El Angel is a town located in the northern Andes of Ecuador, capital of the Espejo canton in the Carchi province.

Basic Information 

 Population: 4,497 Hab (2010).
 Altitude: 3007 m.
 Average temperature: 12 °C. 
 Climate: Cold Highland.
 Canton festivities: September 27.

History 

Prehispanic settlements were confirmed due to the ceramic remains found in the sector of Las Tres Tolas.
In 1851, El Angel became a parish of the Tulcan canton . From the twentieth century, new road infrastructure from El Ángel towards Tulcán and Ibarra cities, promoted the development of the town and the canton.
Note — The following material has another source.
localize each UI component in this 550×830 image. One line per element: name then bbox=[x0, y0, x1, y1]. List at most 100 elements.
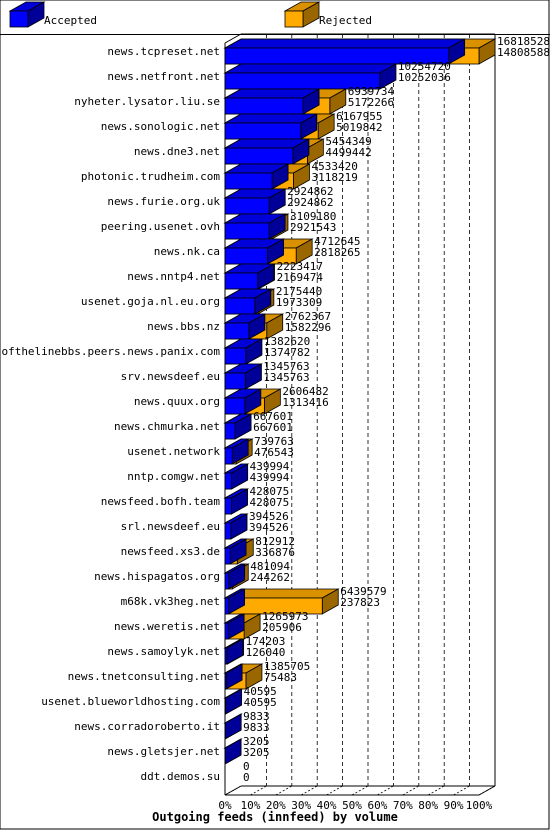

The September 27, 1934 the Espejo canton was created, being its capital El Angel.

Economy 

The main economic activities of the population are public, private services and trade, that are performed inside and outside the city; and secondary activities as agriculture, floriculture and livestock production.

Tourist Attractions 

 Bellavista Mirador.
 Church of El Angel. 
 Monuments La Botiluela and Nuevo Milenio.
 Thermal spas La Calera.
 Archaeological Museum.
 El Angel Ecological Reserve.

Access Routes 
 From the Pan-American Highway 
 Road: Bolívar – El Ángel.
 Road: Mascarilla – Mira – El Ángel.

References 

1.	Asociación de Municipalidades del Ecuador. “Plan de Desarrollo del Cantón Espejo”, Vol. 1, Ed. Dirección Técnica AME.